In patients with CLL receiving combination therapy with obinutuzumab, serious adverse reactions were most often due to febrile neutropenia and pneumonia (5% each). The most common adverse reactions (≥20%) of any grade were neutropenia (60%), diarrhea (28%), and fatigue (21%). Fatal adverse reactions that occurred in the absence of disease progression and with onset within 28 days of the last study treatment were reported in 2% (4/212) of patients, most often from infection.
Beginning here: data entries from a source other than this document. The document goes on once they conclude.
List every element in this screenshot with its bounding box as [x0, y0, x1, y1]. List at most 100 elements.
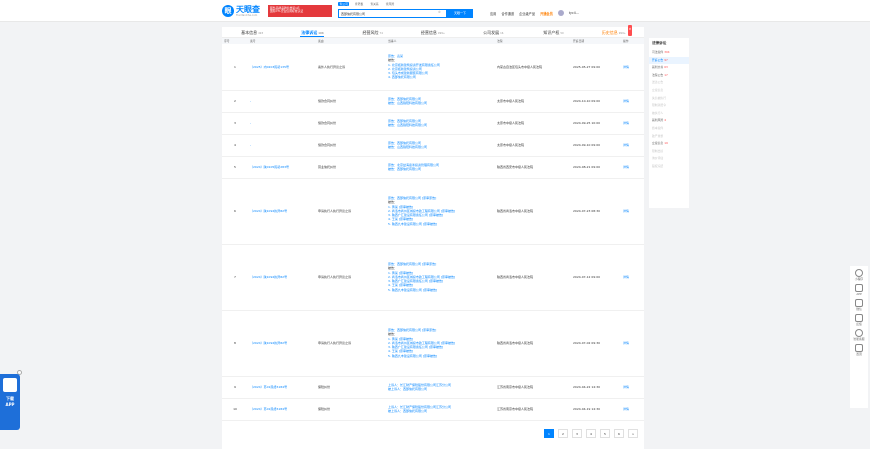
party-line[interactable]: 被告：山西锦阳科技有限公司	[388, 101, 493, 105]
party-line[interactable]: 5. 陕西九丰建设有限公司 [原审被告]	[388, 288, 493, 292]
nav-apps[interactable]: 应用	[490, 11, 496, 16]
sidenav-item[interactable]: 法院公告17	[649, 72, 689, 80]
case-number[interactable]: （2024）陕0105民初283号	[248, 156, 316, 179]
case-number[interactable]: -	[248, 134, 316, 157]
app-button[interactable]: APP	[855, 284, 863, 296]
sidenav-item[interactable]: 失信被执行	[649, 95, 689, 103]
sidenav-item[interactable]: 限制出境	[649, 148, 689, 156]
tab-business-info[interactable]: 经营信息999+	[403, 27, 463, 37]
case-number[interactable]: （2025）内0203民初135号	[248, 44, 316, 91]
sidenav-item[interactable]: 终本案件	[649, 125, 689, 133]
case-cause: 案外人执行异议之诉	[316, 44, 386, 91]
court-name: 太原市中级人民法院	[495, 90, 571, 113]
detail-link[interactable]: 详情	[621, 244, 644, 311]
case-number[interactable]: -	[248, 90, 316, 113]
detail-link[interactable]: 详情	[621, 134, 644, 157]
detail-link[interactable]: 详情	[621, 398, 644, 421]
party-line[interactable]: 被告：山西锦阳科技有限公司	[388, 123, 493, 127]
search-tab-boss[interactable]: 查老板	[353, 2, 364, 6]
sidenav-item[interactable]: 破产重整	[649, 133, 689, 141]
wechat-button[interactable]: 微信	[855, 299, 863, 311]
detail-link[interactable]: 详情	[621, 90, 644, 113]
session-date: 2024-08-21 09:00	[571, 156, 621, 179]
search-input[interactable]: 西部信托有限公司	[338, 9, 447, 18]
sidenav-item[interactable]: 司法案件304	[649, 49, 689, 57]
detail-link[interactable]: 详情	[621, 112, 644, 135]
party-line[interactable]: 被上诉人：西部信托有限公司	[388, 387, 493, 391]
nav-cooperation[interactable]: 合作通道	[501, 11, 514, 16]
sidenav-item[interactable]: 限制消费令	[649, 102, 689, 110]
sidenav-item[interactable]: 送达公告	[649, 79, 689, 87]
sidenav-item[interactable]: 立案信息	[649, 87, 689, 95]
case-number[interactable]: （2024）苏01民终5184号	[248, 376, 316, 399]
case-number[interactable]: （2024）陕1092执异82号	[248, 244, 316, 311]
mini-program-button[interactable]: 小程序	[855, 269, 863, 281]
party-line[interactable]: 被上诉人：西部信托有限公司	[388, 409, 493, 413]
next-page-button[interactable]: >	[628, 429, 638, 438]
tab-business-risk[interactable]: 经营风险74	[343, 27, 403, 37]
nav-user[interactable]: tyc4...	[569, 11, 579, 15]
app-download-float[interactable]: 下载 APP	[0, 374, 20, 430]
row-no: 7	[222, 244, 248, 311]
sidenav-item[interactable]: 股权冻结	[649, 163, 689, 171]
qr-icon	[855, 299, 863, 307]
search-tab-company[interactable]: 查公司	[338, 2, 350, 6]
search-button[interactable]: 天眼一下	[447, 9, 473, 18]
feedback-button[interactable]: 反馈	[855, 314, 863, 326]
sidenav-item-count: 304	[664, 50, 670, 54]
sidenav-item[interactable]: 被执行人	[649, 110, 689, 118]
case-number[interactable]: （2024）陕1092执异82号	[248, 178, 316, 245]
tab-development[interactable]: 公司发展16	[463, 27, 523, 37]
detail-link[interactable]: 详情	[621, 310, 644, 377]
search-tab-risk[interactable]: 查风险	[384, 2, 395, 6]
sidenav-item[interactable]: 开庭公告97	[649, 56, 689, 65]
rb-label: 智能客服	[853, 337, 865, 341]
parties-cell: 原告：袁某 被告： 1. 北京拓新建筑投资开发有限责任公司 2. 北京拓新建筑投资公司…	[386, 44, 495, 91]
page-3[interactable]: 3	[572, 429, 582, 438]
tab-litigation[interactable]: 法律诉讼196	[282, 27, 342, 37]
page-6[interactable]: 6	[614, 429, 624, 438]
party-line[interactable]: 5. 陕西九丰建设有限公司 [原审被告]	[388, 354, 493, 358]
feedback-icon	[855, 314, 863, 322]
party-line[interactable]: 4. 西部信托有限公司	[388, 75, 493, 79]
detail-link[interactable]: 详情	[621, 376, 644, 399]
nav-vip[interactable]: 开通会员	[540, 11, 553, 16]
back-to-top-button[interactable]: 置顶	[855, 344, 863, 356]
avatar[interactable]	[557, 10, 564, 16]
promo-banner[interactable]: 服务品牌品牌信誉第1名 国际CTL企业信用标准认证	[268, 5, 332, 17]
case-number[interactable]: （2024）陕1092执异82号	[248, 310, 316, 377]
sidenav-item-label: 裁判文书	[652, 65, 664, 70]
party-line[interactable]: 被告：西部信托有限公司	[388, 167, 493, 171]
case-number[interactable]: （2024）苏01民终5184号	[248, 398, 316, 421]
detail-link[interactable]: 详情	[621, 44, 644, 91]
page-1[interactable]: 1	[544, 429, 554, 438]
customer-service-button[interactable]: 智能客服	[853, 329, 865, 341]
tab-basic-info[interactable]: 基本信息493	[222, 27, 282, 37]
sidenav-item-label: 立案信息	[652, 141, 664, 146]
sidenav-item[interactable]: 裁判风险4	[649, 117, 689, 125]
table-row: 9 （2024）苏01民终5184号 保险纠纷 上诉人：长江财产保险股份有限公司江苏分…	[222, 376, 644, 399]
sidenav-item[interactable]: 裁判文书63	[649, 64, 689, 72]
case-number[interactable]: -	[248, 112, 316, 135]
page-4[interactable]: 4	[586, 429, 596, 438]
page-5[interactable]: 5	[600, 429, 610, 438]
sidenav-item-label: 股权冻结	[652, 163, 664, 168]
logo[interactable]: 眼 天眼查 TianYanCha.com	[222, 4, 260, 18]
nav-enterprise[interactable]: 企业级产品	[519, 11, 535, 16]
logo-subtext: TianYanCha.com	[236, 14, 258, 17]
case-cause: 借款合同纠纷	[316, 112, 386, 135]
detail-link[interactable]: 详情	[621, 156, 644, 179]
sidenav-item[interactable]: 立案信息19	[649, 140, 689, 148]
party-line[interactable]: 被告：山西锦阳科技有限公司	[388, 145, 493, 149]
tab-ip[interactable]: 知识产权50	[523, 27, 583, 37]
tab-history[interactable]: 历史信息999+ 新	[584, 25, 644, 37]
party-line[interactable]: 5. 陕西九丰建设有限公司 [原审被告]	[388, 222, 493, 226]
row-no: 4	[222, 134, 248, 157]
detail-link[interactable]: 详情	[621, 178, 644, 245]
clear-icon[interactable]: ⊗	[438, 10, 441, 14]
headset-icon	[854, 329, 863, 337]
sidenav-item[interactable]: 询价评估	[649, 155, 689, 163]
top-header: 眼 天眼查 TianYanCha.com 服务品牌品牌信誉第1名 国际CTL企业…	[0, 0, 870, 22]
search-tab-relation[interactable]: 查关系	[369, 2, 380, 6]
page-2[interactable]: 2	[558, 429, 568, 438]
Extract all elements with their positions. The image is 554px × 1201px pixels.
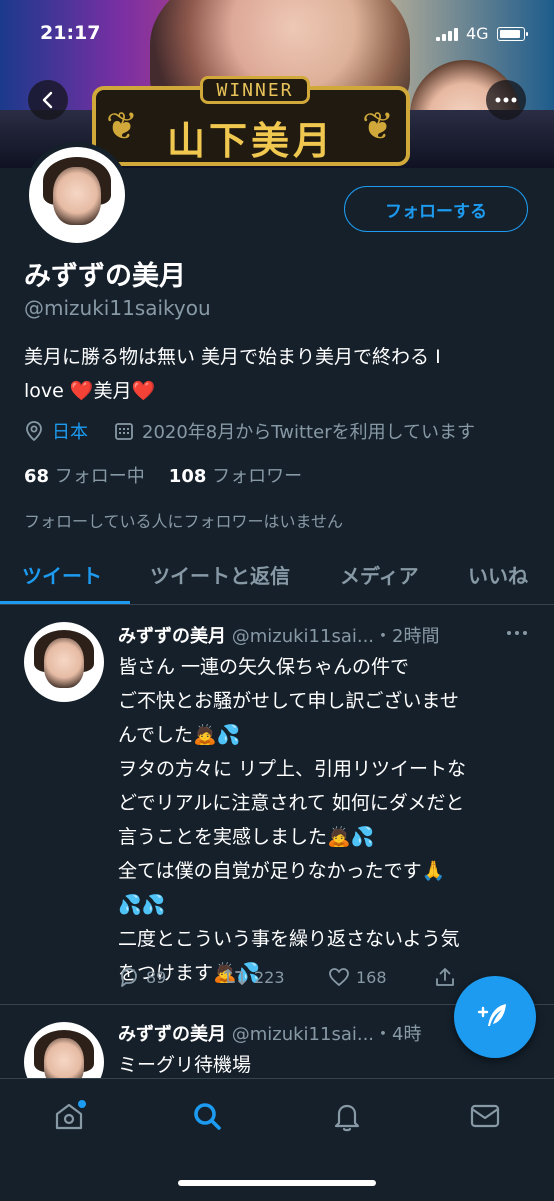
followers-link[interactable]: 108 フォロワー	[169, 462, 302, 488]
nav-home[interactable]	[52, 1099, 86, 1133]
tweet-author-handle: @mizuki11sai...	[231, 626, 375, 647]
home-indicator	[178, 1180, 376, 1186]
follow-counts: 68 フォロー中 108 フォロワー	[24, 462, 302, 488]
tweet-text: 皆さん 一連の矢久保ちゃんの件で ご不快とお騒がせして申し訳ございませ んでした…	[118, 656, 467, 984]
share-icon	[436, 968, 454, 986]
winner-label: WINNER	[200, 76, 310, 104]
share-button[interactable]	[434, 966, 456, 988]
tweet-author-name[interactable]: みずずの美月	[118, 626, 226, 647]
tab-tweets[interactable]: ツイート	[22, 560, 102, 589]
like-heart-icon	[329, 968, 349, 986]
tweet-time: ・4時	[374, 1024, 422, 1045]
bio-line-2: love ❤️美月❤️	[24, 380, 156, 402]
calendar-icon	[115, 423, 133, 440]
no-mutual-followers-note: フォローしている人にフォロワーはいません	[24, 512, 344, 531]
location-link[interactable]: 日本	[52, 418, 88, 444]
back-button[interactable]	[28, 80, 68, 120]
compose-tweet-button[interactable]	[454, 976, 536, 1058]
battery-icon	[496, 26, 528, 41]
display-name: みずずの美月	[24, 261, 186, 292]
home-icon	[55, 1100, 86, 1130]
reply-button[interactable]: 89	[118, 966, 222, 988]
retweet-icon	[224, 969, 246, 985]
tweet-author-handle: @mizuki11sai...	[231, 1024, 375, 1045]
tweet-text: ミーグリ待機場	[118, 1054, 252, 1076]
profile-avatar[interactable]	[24, 142, 130, 248]
winner-name: 山下美月	[166, 119, 335, 163]
tweet-avatar[interactable]	[24, 622, 104, 702]
tab-likes[interactable]: いいね	[468, 560, 528, 589]
tweet-header: みずずの美月 @mizuki11sai...・4時	[118, 1020, 421, 1046]
nav-notifications[interactable]	[330, 1099, 364, 1133]
messages-icon	[470, 1104, 500, 1128]
status-indicators: 4G	[436, 24, 528, 43]
tweet-actions: 89 223 168	[118, 966, 478, 988]
follow-button[interactable]: フォローする	[344, 186, 528, 232]
location-pin-icon	[26, 421, 42, 442]
signal-icon	[436, 27, 458, 41]
more-button[interactable]	[486, 80, 526, 120]
heart-icon: ❤️	[69, 380, 94, 402]
nav-search[interactable]	[190, 1099, 224, 1133]
like-button[interactable]: 168	[328, 966, 434, 988]
tweet-time: ・2時間	[374, 626, 440, 647]
compose-feather-icon	[477, 1004, 506, 1026]
joined-date: 2020年8月からTwitterを利用しています	[142, 422, 476, 443]
tweet-header: みずずの美月 @mizuki11sai...・2時間	[118, 622, 439, 648]
active-tab-indicator	[0, 601, 130, 604]
back-arrow-icon	[42, 91, 53, 109]
tweet-more-icon[interactable]	[506, 630, 528, 636]
profile-tabs: ツイート ツイートと返信 メディア いいね	[0, 552, 554, 605]
tweet-author-name[interactable]: みずずの美月	[118, 1024, 226, 1045]
nav-messages[interactable]	[468, 1099, 502, 1133]
tab-media[interactable]: メディア	[340, 560, 419, 589]
following-link[interactable]: 68 フォロー中	[24, 462, 145, 488]
status-time: 21:17	[40, 22, 101, 44]
network-type: 4G	[466, 24, 489, 43]
profile-meta: 日本 2020年8月からTwitterを利用しています	[24, 418, 475, 444]
bio-line: 美月に勝る物は無い 美月で始まり美月で終わる I	[24, 346, 441, 368]
heart-icon: ❤️	[131, 380, 156, 402]
retweet-button[interactable]: 223	[222, 966, 328, 988]
user-handle: @mizuki11saikyou	[24, 296, 211, 320]
reply-icon	[121, 968, 137, 987]
notifications-icon	[334, 1104, 360, 1132]
more-dots-icon	[495, 97, 517, 103]
search-icon	[194, 1103, 221, 1130]
tab-tweets-replies[interactable]: ツイートと返信	[150, 560, 290, 589]
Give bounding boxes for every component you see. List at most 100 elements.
In patients with CLL receiving combination therapy with rituximab, the most frequent serious adverse reaction (≥5%) was pneumonia (9%). The most common adverse reactions (≥20%) of any grade were neutropenia (65%), diarrhea (40%), upper respiratory tract infection (39%), fatigue (22%), and nausea (21%). Fatal adverse reactions that occurred in the absence of disease progression and within 30 days of the last VENCLEXTA treatment and/or 90 days of the last rituximab were reported in 2% (4/194) of patients.
Drug Interactions
Concomitant use with a P-gp inhibitor or a strong or moderate CYP3A inhibitor increases VENCLEXTA exposure, which may increase VENCLEXTA toxicities, including the risk of TLS. Concomitant use with a strong CYP3A inhibitor at initiation and during ramp-up phase in patients with CLL/SLL is contraindicated. Consider alternative medications or adjust VENCLEXTA dosage and monitor more frequently for adverse reactions in patients taking a steady daily dosage (after ramp-up phase). Resume the VENCLEXTA dosage that was used prior to concomitant use of a P-gp inhibitor or a strong or moderate CYP3A inhibitor 2 to 3 days after discontinuation of the inhibitor.
Patients should avoid grapefruit products, Seville oranges, and starfruit during treatment as they contain inhibitors of CYP3A.
Avoid concomitant use of strong or moderate CYP3A inducers.
Monitor international normalized ratio (INR) more frequently in patients receiving warfarin.
Avoid concomitant use of VENCLEXTA with a P-gp substrate. If concomitant use is unavoidable, separate dosing of the P-gp substrate at least 6 hours before VENCLEXTA.
Lactation
Advise women not to breastfeed during treatment with VENCLEXTA and for 1 week after the last dose.
Females and Males of Reproductive Potential
Advise females of reproductive potential to use effective contraception during treatment with VENCLEXTA and for 30 days after the last dose.
Based on findings in animals, VENCLEXTA may impair male fertility.
Hepatic Impairment
Reduce the dose of VENCLEXTA for patients with severe hepatic impairment (Child-Pugh C); monitor these patients more frequently for adverse reactions. No dose adjustment is recommended for patients with mild (Child-Pugh A) or moderate (Child-Pugh B) hepatic impairment.